The reform is expected to boost home ownership. This is especially significant in the current scenario where the demand for houses and property has become largely skewed in certain areas. According to the NSW government, the new scheme would make house more accessible and affordable by putting a downward pressure on prices for the long term.

The NSW government also estimates that the property reforms would lift GDP by 1.7% and increase employment by 1.4%. This figure amounts to an additional $3,300 worth of income per household and 75,000 additional jobs in NSW.

The Critics

The creative decision of the government to offer a choice between paying the stamp duty and going for an opt-in was made to avoid double taxation for those who have already paid stamp duty. However, experts are of the opinion that there should not be a choice offered to the land buyers. Instead, stamp duty should be abolished altogether.

It is possible that a percentage of the population would opt for the new scheme while the remaining pays stamp duty. Thus, full effects of the reform may not be realised in such a scenario. Thus, the optional nature of the property tax, might lead to the government facing a shortfall in budget.

If the government decided to fund this shortfall by increased taxation in the future, then it might be a risk for the home buyers. This would again be an inefficient method of taxation as it would benefit current home buyers at the expense of future home buyers.

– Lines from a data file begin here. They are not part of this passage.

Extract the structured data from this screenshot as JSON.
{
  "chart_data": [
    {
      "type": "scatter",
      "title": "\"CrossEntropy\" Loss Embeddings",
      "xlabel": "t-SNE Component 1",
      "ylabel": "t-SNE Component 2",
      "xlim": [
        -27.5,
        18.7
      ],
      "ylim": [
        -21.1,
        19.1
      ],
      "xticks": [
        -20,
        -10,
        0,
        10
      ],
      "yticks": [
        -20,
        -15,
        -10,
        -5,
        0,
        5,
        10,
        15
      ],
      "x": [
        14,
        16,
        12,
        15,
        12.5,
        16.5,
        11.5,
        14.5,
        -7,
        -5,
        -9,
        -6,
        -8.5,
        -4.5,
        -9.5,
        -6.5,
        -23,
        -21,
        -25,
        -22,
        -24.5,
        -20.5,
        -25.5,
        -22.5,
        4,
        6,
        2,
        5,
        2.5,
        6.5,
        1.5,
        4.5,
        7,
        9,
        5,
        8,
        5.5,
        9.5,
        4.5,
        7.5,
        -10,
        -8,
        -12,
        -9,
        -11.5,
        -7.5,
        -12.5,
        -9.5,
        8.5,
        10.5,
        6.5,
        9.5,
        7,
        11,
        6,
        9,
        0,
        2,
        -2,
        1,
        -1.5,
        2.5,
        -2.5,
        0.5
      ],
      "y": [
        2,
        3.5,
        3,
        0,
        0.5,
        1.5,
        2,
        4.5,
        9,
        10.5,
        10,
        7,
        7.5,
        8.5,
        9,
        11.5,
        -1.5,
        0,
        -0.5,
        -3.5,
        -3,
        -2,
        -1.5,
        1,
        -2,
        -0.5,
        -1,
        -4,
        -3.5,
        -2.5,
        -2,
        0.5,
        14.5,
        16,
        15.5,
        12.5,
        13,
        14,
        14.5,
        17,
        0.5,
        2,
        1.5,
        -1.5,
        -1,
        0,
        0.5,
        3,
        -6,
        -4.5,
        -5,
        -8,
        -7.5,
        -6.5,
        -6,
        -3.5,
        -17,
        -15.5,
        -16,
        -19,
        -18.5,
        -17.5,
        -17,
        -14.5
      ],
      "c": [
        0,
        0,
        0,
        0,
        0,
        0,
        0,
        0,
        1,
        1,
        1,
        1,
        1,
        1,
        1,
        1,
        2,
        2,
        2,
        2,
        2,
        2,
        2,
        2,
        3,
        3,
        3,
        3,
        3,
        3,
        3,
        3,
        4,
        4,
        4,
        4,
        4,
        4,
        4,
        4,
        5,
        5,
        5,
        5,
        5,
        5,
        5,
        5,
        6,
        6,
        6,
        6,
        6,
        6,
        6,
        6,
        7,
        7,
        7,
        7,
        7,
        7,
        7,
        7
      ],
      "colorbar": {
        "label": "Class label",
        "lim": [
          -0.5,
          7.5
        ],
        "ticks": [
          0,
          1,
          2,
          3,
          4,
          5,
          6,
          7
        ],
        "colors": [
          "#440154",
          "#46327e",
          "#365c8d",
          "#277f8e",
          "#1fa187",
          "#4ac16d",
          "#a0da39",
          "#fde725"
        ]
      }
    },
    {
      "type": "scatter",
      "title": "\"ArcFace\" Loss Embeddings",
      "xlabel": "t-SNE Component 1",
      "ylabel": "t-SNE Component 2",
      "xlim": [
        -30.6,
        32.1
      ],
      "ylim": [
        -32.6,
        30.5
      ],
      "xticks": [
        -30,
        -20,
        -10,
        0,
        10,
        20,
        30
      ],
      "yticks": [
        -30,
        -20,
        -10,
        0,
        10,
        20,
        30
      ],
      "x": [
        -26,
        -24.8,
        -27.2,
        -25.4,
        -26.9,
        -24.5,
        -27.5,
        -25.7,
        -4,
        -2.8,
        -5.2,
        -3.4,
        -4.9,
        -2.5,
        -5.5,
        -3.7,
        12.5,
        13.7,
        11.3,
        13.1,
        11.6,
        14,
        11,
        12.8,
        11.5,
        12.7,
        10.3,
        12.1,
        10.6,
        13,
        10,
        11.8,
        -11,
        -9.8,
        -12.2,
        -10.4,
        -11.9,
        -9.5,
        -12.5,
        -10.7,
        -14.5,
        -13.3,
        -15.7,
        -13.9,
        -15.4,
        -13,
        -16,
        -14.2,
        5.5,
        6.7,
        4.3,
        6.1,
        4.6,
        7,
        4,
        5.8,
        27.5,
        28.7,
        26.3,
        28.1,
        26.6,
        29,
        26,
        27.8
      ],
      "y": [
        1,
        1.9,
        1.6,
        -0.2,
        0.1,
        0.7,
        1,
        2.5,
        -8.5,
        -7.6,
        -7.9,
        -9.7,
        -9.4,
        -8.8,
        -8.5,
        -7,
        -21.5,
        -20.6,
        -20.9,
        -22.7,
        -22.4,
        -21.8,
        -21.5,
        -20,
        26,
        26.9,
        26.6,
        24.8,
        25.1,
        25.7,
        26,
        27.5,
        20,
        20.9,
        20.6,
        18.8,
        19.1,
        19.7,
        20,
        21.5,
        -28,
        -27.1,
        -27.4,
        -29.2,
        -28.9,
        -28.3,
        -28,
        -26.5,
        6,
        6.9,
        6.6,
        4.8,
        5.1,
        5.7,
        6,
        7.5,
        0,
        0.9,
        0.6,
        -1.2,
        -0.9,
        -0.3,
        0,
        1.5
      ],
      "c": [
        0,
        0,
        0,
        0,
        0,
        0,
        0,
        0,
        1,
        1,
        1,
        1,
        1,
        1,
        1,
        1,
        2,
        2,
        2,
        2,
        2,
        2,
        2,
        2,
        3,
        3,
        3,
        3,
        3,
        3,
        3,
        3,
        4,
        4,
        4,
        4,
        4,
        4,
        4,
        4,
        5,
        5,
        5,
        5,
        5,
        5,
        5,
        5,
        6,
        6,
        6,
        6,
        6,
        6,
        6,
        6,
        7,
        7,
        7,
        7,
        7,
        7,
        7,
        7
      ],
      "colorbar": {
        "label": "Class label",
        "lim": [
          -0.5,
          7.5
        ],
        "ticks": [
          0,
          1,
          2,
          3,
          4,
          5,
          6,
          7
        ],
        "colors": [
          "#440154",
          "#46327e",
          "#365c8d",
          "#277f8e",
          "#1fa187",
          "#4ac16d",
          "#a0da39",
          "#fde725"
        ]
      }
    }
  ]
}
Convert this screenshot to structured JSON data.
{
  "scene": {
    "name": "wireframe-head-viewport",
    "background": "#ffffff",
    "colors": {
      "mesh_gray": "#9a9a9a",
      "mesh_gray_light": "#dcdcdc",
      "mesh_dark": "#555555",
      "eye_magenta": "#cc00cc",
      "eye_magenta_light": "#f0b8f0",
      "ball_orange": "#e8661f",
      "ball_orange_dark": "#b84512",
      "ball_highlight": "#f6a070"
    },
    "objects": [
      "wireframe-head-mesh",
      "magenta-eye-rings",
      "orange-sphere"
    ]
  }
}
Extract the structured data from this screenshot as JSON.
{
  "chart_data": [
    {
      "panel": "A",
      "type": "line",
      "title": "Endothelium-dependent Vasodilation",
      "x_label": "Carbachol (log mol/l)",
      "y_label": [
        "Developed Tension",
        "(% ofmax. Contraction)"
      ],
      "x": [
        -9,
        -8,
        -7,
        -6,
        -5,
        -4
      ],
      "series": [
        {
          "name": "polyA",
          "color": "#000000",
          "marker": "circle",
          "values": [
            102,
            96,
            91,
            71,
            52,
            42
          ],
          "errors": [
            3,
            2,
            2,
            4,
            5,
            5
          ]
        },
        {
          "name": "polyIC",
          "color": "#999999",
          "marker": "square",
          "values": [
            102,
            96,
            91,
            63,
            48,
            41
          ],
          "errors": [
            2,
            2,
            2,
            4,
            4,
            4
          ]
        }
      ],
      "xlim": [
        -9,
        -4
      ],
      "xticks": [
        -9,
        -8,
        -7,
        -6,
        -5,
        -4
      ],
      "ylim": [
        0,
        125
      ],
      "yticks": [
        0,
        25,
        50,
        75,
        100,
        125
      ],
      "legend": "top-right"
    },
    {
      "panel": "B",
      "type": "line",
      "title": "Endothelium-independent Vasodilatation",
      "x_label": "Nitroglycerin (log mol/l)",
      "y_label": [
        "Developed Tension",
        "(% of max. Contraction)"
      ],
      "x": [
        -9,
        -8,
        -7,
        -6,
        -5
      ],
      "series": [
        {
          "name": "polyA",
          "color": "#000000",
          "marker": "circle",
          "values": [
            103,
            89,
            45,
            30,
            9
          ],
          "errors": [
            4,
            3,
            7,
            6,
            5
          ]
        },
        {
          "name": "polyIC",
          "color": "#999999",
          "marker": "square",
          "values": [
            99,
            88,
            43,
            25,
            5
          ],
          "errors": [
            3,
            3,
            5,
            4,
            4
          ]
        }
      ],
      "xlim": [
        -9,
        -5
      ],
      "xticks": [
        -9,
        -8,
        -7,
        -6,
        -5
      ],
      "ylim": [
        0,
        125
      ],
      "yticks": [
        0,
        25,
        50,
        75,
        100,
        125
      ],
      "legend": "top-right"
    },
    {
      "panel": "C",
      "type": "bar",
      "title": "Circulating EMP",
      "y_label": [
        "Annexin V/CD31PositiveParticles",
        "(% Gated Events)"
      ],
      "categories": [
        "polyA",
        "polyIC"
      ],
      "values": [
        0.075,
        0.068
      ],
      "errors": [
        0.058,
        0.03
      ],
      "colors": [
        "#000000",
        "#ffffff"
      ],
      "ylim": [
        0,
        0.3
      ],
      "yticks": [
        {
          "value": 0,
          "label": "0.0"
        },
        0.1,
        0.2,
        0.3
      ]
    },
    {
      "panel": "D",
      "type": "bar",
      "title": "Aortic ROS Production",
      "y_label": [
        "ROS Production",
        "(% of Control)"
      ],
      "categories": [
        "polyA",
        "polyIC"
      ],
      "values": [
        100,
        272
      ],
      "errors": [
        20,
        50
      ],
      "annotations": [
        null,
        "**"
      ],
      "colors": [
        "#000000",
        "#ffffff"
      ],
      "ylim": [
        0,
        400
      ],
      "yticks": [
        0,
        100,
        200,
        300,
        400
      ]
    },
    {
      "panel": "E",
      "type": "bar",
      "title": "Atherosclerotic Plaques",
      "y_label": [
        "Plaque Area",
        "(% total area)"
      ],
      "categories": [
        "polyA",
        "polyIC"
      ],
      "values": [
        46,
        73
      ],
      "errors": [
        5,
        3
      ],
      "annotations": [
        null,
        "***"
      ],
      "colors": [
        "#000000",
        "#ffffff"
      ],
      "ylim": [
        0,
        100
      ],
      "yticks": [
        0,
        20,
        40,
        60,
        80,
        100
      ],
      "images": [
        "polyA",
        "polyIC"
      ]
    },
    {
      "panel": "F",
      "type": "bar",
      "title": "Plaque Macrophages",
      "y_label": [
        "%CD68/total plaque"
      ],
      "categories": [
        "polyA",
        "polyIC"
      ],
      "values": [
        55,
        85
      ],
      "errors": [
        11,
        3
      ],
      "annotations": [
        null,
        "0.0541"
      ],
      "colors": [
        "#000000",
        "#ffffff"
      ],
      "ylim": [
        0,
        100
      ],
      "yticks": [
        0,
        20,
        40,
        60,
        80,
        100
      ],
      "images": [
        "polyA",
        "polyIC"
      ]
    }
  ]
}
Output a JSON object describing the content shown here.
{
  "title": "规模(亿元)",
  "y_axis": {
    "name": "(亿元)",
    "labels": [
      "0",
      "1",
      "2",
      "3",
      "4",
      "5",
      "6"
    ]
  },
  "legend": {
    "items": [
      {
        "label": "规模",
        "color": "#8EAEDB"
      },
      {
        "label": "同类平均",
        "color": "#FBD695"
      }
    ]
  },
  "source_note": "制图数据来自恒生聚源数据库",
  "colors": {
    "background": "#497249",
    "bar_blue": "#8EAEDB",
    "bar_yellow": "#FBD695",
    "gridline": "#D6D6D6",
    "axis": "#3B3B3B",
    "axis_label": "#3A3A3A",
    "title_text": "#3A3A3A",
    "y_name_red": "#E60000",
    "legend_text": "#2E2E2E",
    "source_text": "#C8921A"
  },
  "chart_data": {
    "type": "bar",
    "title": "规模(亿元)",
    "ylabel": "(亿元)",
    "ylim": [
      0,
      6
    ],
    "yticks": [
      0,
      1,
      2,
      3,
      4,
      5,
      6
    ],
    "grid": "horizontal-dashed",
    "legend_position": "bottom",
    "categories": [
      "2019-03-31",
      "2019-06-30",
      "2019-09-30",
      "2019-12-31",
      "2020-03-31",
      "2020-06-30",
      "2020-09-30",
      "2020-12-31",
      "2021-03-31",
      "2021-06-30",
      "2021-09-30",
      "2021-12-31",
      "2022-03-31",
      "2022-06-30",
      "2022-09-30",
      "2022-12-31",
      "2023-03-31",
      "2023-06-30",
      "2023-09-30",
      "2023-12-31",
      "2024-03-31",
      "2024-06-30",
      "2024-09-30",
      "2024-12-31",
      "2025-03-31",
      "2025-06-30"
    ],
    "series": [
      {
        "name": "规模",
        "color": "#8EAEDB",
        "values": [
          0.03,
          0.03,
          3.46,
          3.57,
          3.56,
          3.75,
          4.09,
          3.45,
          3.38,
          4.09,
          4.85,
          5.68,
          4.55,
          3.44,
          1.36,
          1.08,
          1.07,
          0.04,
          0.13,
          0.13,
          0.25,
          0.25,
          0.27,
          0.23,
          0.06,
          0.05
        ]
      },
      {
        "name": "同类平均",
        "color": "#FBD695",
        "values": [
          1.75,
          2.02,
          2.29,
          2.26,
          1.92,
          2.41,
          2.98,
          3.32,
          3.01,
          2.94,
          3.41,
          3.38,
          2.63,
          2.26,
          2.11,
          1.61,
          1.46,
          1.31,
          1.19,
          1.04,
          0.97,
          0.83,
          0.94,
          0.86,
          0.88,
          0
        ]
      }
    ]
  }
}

The sudden boost in demand that is expected to arise out of this reform will come with its own set of challenges. An increased ratio of the population would be willing to spend the money that they have saved to pay stamp duty. With the current provisions, they could buy a house by paying a much lesser tax at the initial stage. However, this increased demand would be met with insufficient supply of property. Therefore, prices are bound to rise.

Some experts are still skeptical about the proposed benefits associated with the land tax reforms. The switching of taxation from the stamp duty to the property tax could shake up the market. There is a certain degree of uncertainty surrounding the tax payments under the annual property tax. These payments are also expected to go on perpetually, and the rates might rise in the future. Thus, there are divided opinions about the effectiveness of the scheme.

A large factor changing the way the reform takes shape is how it is implemented. The new home buyers are the heart of this reform, which is why public consultation is being sought on the matter.